Who's the Best Person to Ask for a LinkedIn Recommendation?
A LinkedIn Recommendation is a testimony of your professional value written by one of your first degree connections. A first degree connection is another LinkedIn user with whom an invitation to connect was sent and accepted.
These testimonies are attached to a position on your LinkedIn profile under the Experience section. Therefore, a Recommendation is testimonial about your effectiveness in a given role.
A Recommendation can be requested from one of your first degree connections, or it can be sent by a first degree connection unsolicited—more about this below.
The Why of Recommendations
But no matter how well-written, the statements you make about yourself may be subject to a certain amount of skepticism. This is why Recommendations are so powerful. A strong one supports your personal brand by extolling your skills and accomplishments. A chorus of them doesn’t just support: it burnishes.
Who to Ask for Recommendations
As the purpose is to enhance your brand, it logically follows that you want Recommendations that are powerful, weighty, and authoritative.
So here is how to receive them:
- Be connected with a current or former manager
- Compose a request to him or her, including a few accomplishments of which you are most proud, as well as a graceful way to say no.
- Hit send.
As mentioned earlier, a Recommendation can only be given for a position on your profile.
The bulk of the hard work is in the second bullet.
The simple truth is that writing a Recommendation can be difficult and time-consuming. If you have ever had to do performance reviews, you already know this—but now, there’s no HR representative politely reminding you to do it.
Make no mistake: what you are requesting is an imposition. Therefore, making it easy for the recipient of your request is in your own interests. You may be tempted to simply say “I’m sure whatever you want to say will be fine.” Resist that urge because the truth is, while you may feel you’re making it easier, all you’re doing is making it harder.
What you want to do is provide some broad parameters or guidelines within which to operate. You may be familiar with the expression “analysis paralysis”. By not providing those boundaries, this is exactly the sensation you may inspire.
So for your own good, and as a matter of just plain courtesy, provide some.

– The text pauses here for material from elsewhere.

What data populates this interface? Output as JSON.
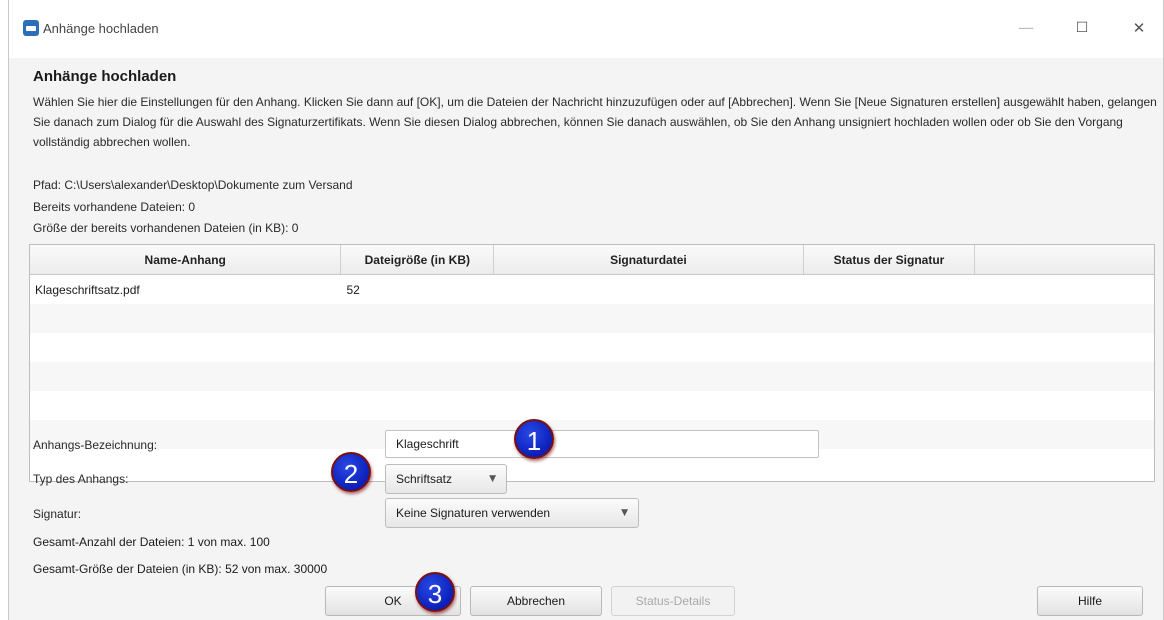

LinkedIn Recommendation Request Example
I hope you’ve been doing well! It was great running into you again - it brought to mind the fun and crazy times when we worked together, like those all-nighters we pulled to make sure those projections were as accurate as possible.
I’m in the process of updating my LinkedIn profile, and it would feel incomplete without a Recommendation from you. When we worked together, I felt I really demonstrated my value and skills, especially with the 2009 vendor review in which I was able to shave half a million off our year on year expenses by finding alternatives and influencing skills.
Because of a new direction I hope to take professionally, I’d like to emphasize my influencing skills. If you could speak to that accomplishment, it would be especially helpful to me.
If you aren’t comfortable making such a statement - obviously it’s been a little while since we worked together - I certainly would understand that.
Either way, have a great day!
Obviously, the accomplishment will be your own, as will the pretext for the request, but the rest is fairly straightforward.
And naturally, you should omit the exit clause if you have already discussed a Recommendation with the recipient.
The When of Recommendations
Obviously, you will want to request them from your former managers or others with whom you have worked closely. However, please note that people who view your profile (1st and 2nd degree connections) can see the Recommendations you have received as well as those you have given. For this reason, I advocate writing unsolicited Recommendations for those with whom you have had excellent professional results.
After all, it’s hard not to draw conclusions about someone who only receives Recommendations but never gives them, isn’t it?
A lot of networking is about putting your best foot forward. As a tool for networking, LinkedIn is a marvelous vehicle for so doing. And as shown above, Recommendations are a critical part of it.